This repository contains code to reproduce results from our 2020 NeurIPS paper On Warm-Starting Neural Network Training. In it, we study the batch online learning setting. Each time new data are added to the training set, one could either re-initialize model parameters from scratch (random initialization), initialize using parameters found by the previous round of optimization (warm start), or use our proposed strategy, which we call shrink-perturb initialization.
To run this code you'll need PyTorch (we're using version 1.11.0).
python run.py --model resnet --n_samples 1000 --lr 1e-2 --opt adam --shrink 0.4 --perturb 0.1
runs a batch online learning experiment using an 18-layer ResNet, Adam optimizer, and a learning rate of 1e-2. At each round, 1,000 samples are added to the training set and parameters are initialized using a shrinkage coefficient of 0.4 and a noise scale of 0.1.
Note that --shrink 0 --perturb 1
is equivalent to a pure random initialization and --shrink 1 --perturb 0
is equivalent to pure warm starting. See the paper for more details on these parameters.

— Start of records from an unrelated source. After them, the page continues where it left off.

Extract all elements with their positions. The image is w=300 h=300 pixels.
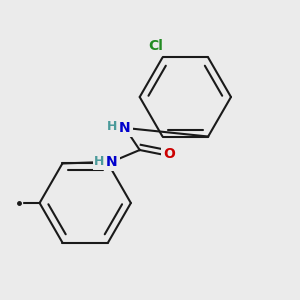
Text: Cl: Cl — [148, 39, 163, 53]
Text: O: O — [163, 147, 175, 161]
Text: N: N — [106, 155, 118, 169]
Text: H: H — [94, 155, 104, 168]
Text: N: N — [119, 121, 131, 135]
Text: H: H — [106, 120, 117, 133]
Circle shape — [15, 200, 22, 206]
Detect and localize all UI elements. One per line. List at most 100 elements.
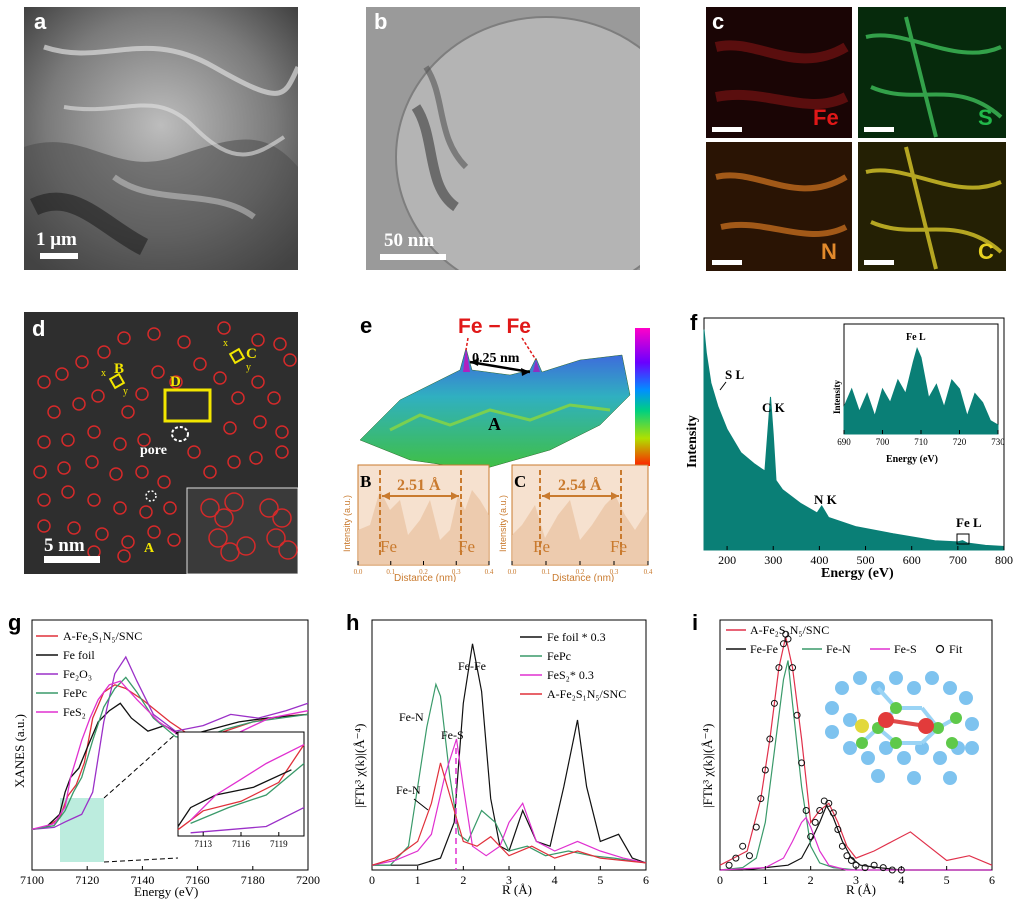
panel-b-scale-text: 50 nm [384, 230, 434, 251]
panel-g: g 7100 7120 7140 7160 7180 7200 Energy (eV) X… [8, 610, 320, 899]
panel-a: a 1 μm [24, 7, 298, 270]
carbon-atom [965, 717, 979, 731]
fit-point [739, 842, 747, 850]
x-tick-label: 0.4 [644, 568, 653, 576]
atom-marker [95, 527, 109, 541]
atom-marker [275, 425, 289, 439]
xanes-legend: A-Fe₂S₁N₅/SNC Fe foil Fe₂O₃ FePc FeS₂ [36, 629, 142, 719]
plot-frame [31, 619, 309, 871]
panel-b: b 50 nm [366, 7, 640, 270]
panel-d: D B x y C x y pore A d 5 nm [24, 312, 298, 574]
atom-marker [47, 405, 61, 419]
panel-c-label: c [712, 9, 724, 34]
carbon-atom [959, 691, 973, 705]
x-tick-label: 2 [808, 873, 814, 887]
carbon-atom [943, 681, 957, 695]
annotation-fe-fe: Fe-Fe [458, 659, 486, 673]
atom-marker [267, 391, 281, 405]
x-tick-label: 710 [914, 437, 928, 447]
carbon-atom [825, 701, 839, 715]
profile-c-value: 2.54 Å [558, 476, 602, 494]
surface-plot [359, 347, 631, 471]
carbon-atom [925, 671, 939, 685]
inset-ylabel: Intensity [832, 379, 842, 414]
scale-bar [712, 260, 742, 265]
fe-n-line [719, 660, 992, 871]
ft-legend: Fe foil * 0.3 FePc FeS₂* 0.3 A-Fe₂S₁N₅/SNC [520, 630, 626, 701]
atom-marker [87, 425, 101, 439]
atom-marker [33, 465, 47, 479]
peak-c-label: C K [762, 400, 786, 415]
atom-marker [224, 492, 244, 512]
inset-series-line [190, 744, 305, 821]
profile-b-label: B [360, 472, 371, 491]
atom-marker [169, 375, 183, 389]
atom-marker [147, 327, 161, 341]
profile-b-xticks: 0.0 0.1 0.2 0.3 0.4 [354, 561, 494, 576]
inset-xlabel: Energy (eV) [886, 454, 938, 465]
atom-marker [135, 387, 149, 401]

python run.py --model mlp --n_samples 0.5 --lr 1e-1 --lr_2 1e-4 --opt sgd --shrink 1 --perturb 0
runs a warm-start experiment using a multilayer-perceptron and SGD optimization. When n_samples
is between zero and one, we execute a two-phased learning experiment: in the first phase the model has access only to the specified percentage of training data (in this case 50%), and in the second phase the model has access to all training data.
lr_2
specifies the learning rate for the second round of training. If omitted, the second-phase optimizer inherits the learning rate from lr
. Analogous arguments are available for batch size and weight decay.